A Antonio Durán
Truenos en el Estrecho, justo a la hora de levantarse. Y en el momento de salir, cada uno a su instituto, mi hija Hebe que me pregunta:
-Papá, ¿cómo está el tiempo? He oído truenos.
-Y yo. Pero solo hay nubes altas, de las que no dan lluvia. Creo que nos podemos arriesgar e irnos andando. Con paraguas, por si acaso.
Pero yo, a la salida, he olvidado el mío. Mi hija tiene su instituto a cuatro minutos de marcha, yo tengo el mío a veintidós. El segundo tiempo, los segundos once minutos, se han reducido a cinco. Porque le he echado una carrera a la tormenta. Y le he ganado. Por poco, eso sí.

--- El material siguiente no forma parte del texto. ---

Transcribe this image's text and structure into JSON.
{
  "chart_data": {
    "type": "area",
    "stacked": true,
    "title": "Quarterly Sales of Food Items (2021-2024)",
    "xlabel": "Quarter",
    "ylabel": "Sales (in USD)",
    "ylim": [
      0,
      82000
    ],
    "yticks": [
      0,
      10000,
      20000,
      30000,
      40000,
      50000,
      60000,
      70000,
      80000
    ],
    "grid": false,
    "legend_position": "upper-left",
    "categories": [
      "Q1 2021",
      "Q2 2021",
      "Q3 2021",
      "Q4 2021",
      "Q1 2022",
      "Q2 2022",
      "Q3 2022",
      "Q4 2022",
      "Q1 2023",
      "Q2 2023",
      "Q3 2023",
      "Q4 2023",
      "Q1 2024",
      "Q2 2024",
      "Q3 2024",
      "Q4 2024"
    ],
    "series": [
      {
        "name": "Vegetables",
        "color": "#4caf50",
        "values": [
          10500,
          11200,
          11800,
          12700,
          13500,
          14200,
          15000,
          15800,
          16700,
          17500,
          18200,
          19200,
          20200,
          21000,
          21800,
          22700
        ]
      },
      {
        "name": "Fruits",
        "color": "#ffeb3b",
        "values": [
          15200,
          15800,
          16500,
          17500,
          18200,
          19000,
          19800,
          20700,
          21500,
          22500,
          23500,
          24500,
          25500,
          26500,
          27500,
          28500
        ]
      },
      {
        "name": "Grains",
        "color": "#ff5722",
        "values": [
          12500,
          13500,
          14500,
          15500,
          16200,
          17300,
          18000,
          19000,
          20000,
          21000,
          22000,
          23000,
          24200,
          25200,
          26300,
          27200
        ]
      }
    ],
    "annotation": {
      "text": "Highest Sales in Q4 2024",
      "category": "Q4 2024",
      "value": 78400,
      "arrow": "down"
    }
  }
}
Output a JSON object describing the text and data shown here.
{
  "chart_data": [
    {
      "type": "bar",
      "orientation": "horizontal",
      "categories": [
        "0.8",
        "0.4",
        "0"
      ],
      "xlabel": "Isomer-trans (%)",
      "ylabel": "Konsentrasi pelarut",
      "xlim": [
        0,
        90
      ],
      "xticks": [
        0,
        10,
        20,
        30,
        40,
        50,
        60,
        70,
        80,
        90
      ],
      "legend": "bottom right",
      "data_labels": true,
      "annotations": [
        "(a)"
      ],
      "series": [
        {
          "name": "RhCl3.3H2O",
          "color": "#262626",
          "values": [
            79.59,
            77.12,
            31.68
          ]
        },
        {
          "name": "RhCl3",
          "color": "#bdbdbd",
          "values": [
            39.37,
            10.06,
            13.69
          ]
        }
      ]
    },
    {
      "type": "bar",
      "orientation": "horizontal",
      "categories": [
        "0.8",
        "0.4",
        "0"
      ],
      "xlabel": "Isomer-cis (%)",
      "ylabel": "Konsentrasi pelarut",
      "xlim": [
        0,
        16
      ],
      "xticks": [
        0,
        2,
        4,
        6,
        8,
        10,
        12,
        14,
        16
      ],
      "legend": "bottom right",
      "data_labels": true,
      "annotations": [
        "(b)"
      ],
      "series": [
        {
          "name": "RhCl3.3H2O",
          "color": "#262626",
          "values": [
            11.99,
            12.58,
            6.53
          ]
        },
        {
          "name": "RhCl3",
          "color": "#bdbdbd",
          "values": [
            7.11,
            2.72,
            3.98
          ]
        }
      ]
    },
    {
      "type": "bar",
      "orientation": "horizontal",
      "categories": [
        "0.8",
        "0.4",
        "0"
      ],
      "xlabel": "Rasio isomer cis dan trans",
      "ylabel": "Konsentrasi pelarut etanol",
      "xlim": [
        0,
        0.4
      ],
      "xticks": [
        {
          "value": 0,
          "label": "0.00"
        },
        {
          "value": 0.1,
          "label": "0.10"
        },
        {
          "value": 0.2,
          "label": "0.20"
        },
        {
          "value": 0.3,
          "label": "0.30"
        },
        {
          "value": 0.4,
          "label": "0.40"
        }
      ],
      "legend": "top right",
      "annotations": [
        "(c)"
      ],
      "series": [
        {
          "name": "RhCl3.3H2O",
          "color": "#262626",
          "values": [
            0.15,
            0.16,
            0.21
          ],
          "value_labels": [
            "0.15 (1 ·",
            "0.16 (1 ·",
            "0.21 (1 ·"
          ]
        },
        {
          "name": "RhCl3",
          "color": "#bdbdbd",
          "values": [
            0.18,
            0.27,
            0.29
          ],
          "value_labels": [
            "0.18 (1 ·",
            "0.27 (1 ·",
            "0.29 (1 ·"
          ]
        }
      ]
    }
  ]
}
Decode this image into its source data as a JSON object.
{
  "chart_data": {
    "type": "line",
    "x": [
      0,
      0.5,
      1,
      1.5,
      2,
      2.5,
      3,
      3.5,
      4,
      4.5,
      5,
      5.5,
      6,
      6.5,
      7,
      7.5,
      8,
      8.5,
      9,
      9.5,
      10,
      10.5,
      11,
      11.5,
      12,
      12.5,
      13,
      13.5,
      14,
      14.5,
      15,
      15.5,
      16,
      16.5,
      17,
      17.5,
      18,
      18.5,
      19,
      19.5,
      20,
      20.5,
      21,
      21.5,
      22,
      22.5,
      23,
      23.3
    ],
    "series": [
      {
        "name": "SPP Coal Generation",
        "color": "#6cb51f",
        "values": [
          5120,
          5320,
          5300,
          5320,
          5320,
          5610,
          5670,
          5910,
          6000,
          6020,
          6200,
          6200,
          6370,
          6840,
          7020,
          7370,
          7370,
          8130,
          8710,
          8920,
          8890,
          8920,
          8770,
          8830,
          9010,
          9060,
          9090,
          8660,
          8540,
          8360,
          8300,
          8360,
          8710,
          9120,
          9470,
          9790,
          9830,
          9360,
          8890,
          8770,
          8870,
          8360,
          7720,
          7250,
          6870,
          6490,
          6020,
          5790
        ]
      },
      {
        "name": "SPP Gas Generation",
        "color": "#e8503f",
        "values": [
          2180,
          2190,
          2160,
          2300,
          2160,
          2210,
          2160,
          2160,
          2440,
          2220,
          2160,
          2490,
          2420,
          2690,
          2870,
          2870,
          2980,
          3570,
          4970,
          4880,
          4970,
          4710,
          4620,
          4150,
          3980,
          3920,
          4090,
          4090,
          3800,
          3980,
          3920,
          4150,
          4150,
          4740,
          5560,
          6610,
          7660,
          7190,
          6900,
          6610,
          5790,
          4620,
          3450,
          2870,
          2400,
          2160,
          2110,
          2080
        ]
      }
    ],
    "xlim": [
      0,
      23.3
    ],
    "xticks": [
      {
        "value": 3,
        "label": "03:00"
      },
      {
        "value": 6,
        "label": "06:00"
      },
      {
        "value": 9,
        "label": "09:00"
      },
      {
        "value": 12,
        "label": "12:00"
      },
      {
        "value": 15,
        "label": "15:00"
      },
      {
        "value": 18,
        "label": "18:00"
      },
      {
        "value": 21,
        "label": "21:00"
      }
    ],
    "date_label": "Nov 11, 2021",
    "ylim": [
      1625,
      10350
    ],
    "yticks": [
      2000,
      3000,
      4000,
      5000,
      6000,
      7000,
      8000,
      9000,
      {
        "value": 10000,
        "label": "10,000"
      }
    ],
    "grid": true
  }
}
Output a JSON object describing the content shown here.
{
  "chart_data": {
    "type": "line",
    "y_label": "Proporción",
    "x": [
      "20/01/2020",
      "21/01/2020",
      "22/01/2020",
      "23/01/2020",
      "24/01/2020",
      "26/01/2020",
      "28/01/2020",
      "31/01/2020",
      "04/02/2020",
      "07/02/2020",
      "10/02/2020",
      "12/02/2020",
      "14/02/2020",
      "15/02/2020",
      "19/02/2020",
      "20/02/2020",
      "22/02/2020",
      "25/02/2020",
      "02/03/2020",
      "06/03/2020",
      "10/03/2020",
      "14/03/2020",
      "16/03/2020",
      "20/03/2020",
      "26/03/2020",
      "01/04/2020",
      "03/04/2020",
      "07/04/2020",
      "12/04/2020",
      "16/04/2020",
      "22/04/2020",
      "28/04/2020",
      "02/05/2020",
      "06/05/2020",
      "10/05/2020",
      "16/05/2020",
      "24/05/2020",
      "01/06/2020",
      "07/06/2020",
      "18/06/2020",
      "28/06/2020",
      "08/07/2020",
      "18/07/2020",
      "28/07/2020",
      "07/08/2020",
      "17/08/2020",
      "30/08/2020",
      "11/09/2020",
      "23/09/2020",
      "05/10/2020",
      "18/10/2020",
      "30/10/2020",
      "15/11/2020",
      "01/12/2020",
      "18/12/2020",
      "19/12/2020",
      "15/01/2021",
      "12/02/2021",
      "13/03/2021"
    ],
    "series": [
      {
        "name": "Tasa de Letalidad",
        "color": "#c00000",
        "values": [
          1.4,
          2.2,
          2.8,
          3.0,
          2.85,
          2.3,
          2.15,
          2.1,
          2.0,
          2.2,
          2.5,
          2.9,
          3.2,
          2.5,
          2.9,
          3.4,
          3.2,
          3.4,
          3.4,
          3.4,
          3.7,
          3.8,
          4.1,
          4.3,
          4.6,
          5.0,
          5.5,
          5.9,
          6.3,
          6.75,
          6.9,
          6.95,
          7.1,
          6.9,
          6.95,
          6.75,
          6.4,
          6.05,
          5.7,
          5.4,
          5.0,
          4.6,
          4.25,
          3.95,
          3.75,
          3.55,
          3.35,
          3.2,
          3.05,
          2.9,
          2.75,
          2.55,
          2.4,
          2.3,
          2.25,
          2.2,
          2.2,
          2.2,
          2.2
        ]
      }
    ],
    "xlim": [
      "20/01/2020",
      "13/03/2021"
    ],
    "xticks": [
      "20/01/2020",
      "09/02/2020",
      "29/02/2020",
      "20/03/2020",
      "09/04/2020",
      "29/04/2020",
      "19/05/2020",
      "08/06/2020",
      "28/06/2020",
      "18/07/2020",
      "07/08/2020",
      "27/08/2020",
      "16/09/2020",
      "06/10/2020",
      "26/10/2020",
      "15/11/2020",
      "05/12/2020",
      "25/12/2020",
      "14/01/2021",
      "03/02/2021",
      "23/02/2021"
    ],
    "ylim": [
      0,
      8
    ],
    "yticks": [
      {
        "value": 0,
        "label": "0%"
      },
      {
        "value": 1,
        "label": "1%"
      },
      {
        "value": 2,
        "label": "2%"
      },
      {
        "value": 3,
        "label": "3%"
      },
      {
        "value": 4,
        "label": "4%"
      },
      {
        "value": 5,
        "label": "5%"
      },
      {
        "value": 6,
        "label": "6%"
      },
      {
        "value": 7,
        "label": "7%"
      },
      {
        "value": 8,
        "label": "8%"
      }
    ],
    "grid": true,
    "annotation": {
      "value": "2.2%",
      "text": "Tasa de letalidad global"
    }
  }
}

Las clases, normales. Un gusto la de 2º de Bachillerato, un gallinero el Latín de 1º de Bachillerato, y algarabía de gorriones en un tejado la de 1º de ESO.
En el recreo –estaba de guardia- he visto un espectáculo magnífico, una exhibición de toques magistrales de balón, en un rincón a cubierto, entre el edificio principal y el Salón de Usos Múltiples. Cinco alumnos hacen un pentágono. Y se pasan el balón. Que intenta arrebatarles un jugador que se mueve libremente dentro del pentágono. Acojonante. Cómo tocan el balón estos chavales. En clase de Lengua no aprenden casi nada, pero en los partidos televisados aprenden un montón.
Luego he tenido mi hora de gracia, la MAY55 (mayor de 55 años): tengo que pasarla en el instituto. Pero no se me impone tiránica tarea. Así que, como no tenía nada que corregir, la he dedicado, tan ricamente, a la lectura del libro que ayer me regalé: ¿Por qué ser feliz cuando puedes ser normal?
¡Qué cabeza la mía! Había olvidado lo más interesante de la mañana: una conversación de dos minutos, entre timbre y timbre, con mi compañero Mario Ocaña. ¿Sobre qué? No sobre qué sino sobre quién: sobre el psiquiatra Juan Antonio Vallejo-Nájera.
Luego hemos almorzado macarrones. Pero esta… es otra historia.